We have to keep our organic coffees and non-organic coffees separate and make sure no outside factors affect the coffees—which is done for all of our coffees.
Why are some of our coffees labeled organic and some are not?
Not all of our coffees are certified organic. The ones that are will be labeled as such on the front of our bags and again on the back. For our branded “year-round” bags, such as Apollo, pictured on the left, and our wholesale bags, they will say “Certified Organic by QCS,” which is a third-party agency that inspects our roastery, and it will also have the certified organic logo. For our single-origin and limited-release bags and boxes, like Concepción Huista, pictured on the right, they will say on the front whether they are organic, but will not have the logo.
What we really like to see from farmers is a plan for managing soil fertility, and, just because some of our coffees aren’t certified organic, doesn’t mean that the farmers aren’t doing good work. Some farmers will choose to maintain soil quality by becoming certified organic, but it isn’t the only way. For example, some of the farmers we work with in Nariño, Colombia, aren’t certified, but they go above and beyond by making their own compost and other organic soil inputs.
We also want to support farms that are working toward becoming certified, and the best way we can do this is to buy their coffee during their transition period. To be certified, you can’t have used synthetic inputs for three years, and this is a crucial period to support farms.
Why would we offer non-organic coffee?
We want to support farmers who want to transition. We don’t want to turn away farms where organic certification isn’t financially viable. Sometimes it can be hard to get farmers to transition based on their past practices. These are just a few reasons why we have non-organic coffee.
We are currently working on a sustainability scorecard for the places where we buy coffee that will address not only environmental sustainability, but also social and financial sustainability—which don’t get addressed with organic certification.
Is it a financial burden to be certified organic?
Organic certification can be expensive. You have to pay for the registration and inspections, and it can also be very time consuming. People get paid a premium for coffee that is certified, but it takes time, so it’s not always clear that it will financially pay off.
It is also more expensive for us to purchase certified organic coffee which translates into slightly higher prices for consumers, as well.
How much corruption takes place within the organic certification process?
There are big certifiers including the USDA and the Japanese certifiers. Then there are on-the-ground companies like our third party company, QCS, who do the actual inspections. While there hasn’t been talk of widespread corruption, there is always a possibility of it. We don’t perceive it as a big problem.

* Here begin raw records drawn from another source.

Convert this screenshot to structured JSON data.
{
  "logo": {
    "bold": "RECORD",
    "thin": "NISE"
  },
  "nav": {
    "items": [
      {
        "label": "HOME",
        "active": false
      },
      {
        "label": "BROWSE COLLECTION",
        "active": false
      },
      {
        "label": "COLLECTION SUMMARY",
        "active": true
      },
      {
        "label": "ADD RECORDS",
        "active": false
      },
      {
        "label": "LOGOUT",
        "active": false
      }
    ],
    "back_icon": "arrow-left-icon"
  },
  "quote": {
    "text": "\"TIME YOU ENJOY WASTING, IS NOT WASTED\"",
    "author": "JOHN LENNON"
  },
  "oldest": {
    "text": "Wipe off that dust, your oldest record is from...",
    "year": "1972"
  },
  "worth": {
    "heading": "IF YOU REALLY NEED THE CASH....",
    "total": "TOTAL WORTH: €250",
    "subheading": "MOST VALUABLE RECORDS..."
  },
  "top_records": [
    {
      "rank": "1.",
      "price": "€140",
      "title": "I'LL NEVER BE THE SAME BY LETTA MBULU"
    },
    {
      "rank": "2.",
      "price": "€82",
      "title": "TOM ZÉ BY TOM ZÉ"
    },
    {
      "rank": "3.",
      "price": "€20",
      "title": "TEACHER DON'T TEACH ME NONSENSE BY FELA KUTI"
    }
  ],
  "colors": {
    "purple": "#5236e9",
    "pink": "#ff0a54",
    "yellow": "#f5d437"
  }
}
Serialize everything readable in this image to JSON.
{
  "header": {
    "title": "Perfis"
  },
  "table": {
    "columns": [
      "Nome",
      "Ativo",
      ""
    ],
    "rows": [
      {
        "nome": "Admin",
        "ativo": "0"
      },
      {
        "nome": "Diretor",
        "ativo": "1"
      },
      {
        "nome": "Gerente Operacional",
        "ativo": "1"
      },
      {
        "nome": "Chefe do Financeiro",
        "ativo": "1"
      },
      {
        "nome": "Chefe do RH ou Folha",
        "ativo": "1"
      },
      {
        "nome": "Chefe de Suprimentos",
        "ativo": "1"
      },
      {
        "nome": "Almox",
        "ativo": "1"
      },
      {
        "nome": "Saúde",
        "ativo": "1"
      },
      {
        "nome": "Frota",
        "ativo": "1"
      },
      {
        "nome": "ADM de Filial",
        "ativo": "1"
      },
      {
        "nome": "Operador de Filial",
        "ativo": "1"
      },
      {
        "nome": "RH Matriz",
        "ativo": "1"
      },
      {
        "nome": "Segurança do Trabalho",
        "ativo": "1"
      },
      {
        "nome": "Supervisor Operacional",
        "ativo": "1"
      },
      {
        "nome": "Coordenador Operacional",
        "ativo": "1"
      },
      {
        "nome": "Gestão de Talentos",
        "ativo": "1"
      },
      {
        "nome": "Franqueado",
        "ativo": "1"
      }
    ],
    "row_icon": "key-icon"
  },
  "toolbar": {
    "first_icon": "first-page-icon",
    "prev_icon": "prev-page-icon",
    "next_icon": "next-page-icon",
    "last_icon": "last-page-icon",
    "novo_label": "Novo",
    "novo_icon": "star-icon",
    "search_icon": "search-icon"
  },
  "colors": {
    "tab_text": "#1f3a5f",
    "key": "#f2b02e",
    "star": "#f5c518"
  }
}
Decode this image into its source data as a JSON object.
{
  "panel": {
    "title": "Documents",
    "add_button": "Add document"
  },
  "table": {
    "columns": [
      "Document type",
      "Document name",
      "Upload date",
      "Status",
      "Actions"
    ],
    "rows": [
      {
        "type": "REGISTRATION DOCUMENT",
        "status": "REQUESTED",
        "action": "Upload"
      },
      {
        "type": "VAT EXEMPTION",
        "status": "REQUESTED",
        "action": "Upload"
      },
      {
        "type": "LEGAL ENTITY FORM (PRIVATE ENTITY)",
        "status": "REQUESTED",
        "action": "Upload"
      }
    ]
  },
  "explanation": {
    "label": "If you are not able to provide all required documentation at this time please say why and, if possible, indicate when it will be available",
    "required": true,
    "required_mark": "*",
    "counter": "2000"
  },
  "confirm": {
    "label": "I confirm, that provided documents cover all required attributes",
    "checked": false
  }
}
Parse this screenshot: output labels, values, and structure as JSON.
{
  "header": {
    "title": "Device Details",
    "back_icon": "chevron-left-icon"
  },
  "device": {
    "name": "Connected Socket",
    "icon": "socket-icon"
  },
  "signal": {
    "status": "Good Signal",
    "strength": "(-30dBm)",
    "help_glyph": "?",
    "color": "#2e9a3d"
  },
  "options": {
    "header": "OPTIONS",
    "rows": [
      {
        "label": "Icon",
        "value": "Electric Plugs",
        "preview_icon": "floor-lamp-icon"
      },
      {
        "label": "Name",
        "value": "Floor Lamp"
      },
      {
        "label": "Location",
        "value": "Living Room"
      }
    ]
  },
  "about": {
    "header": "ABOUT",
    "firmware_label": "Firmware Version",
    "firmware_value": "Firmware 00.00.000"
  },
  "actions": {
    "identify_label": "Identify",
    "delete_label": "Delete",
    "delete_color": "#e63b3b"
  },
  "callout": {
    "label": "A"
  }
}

Is organic coffee better or safer coffee?
No, you can’t really taste the difference between organic and non-certified organic. What matters for organic is what happens over time. This means thinking about which coffee will taste better 10 or 15 years into the future. You also have to take into consideration how profitable farmers will be in the future based upon their certifications or lack thereof.
Because coffee is the seed of the fruit, when pesticides are sprayed on, they are done so to the outside of the fruit, not directly on the bean. After they are picked and processed, the beans are roasted at very high temperatures—ensuring that anything unwanted doesn’t survive.
Organic is also safer for the workers, because it minimizes the risk for the workers applying substances on the coffee trees.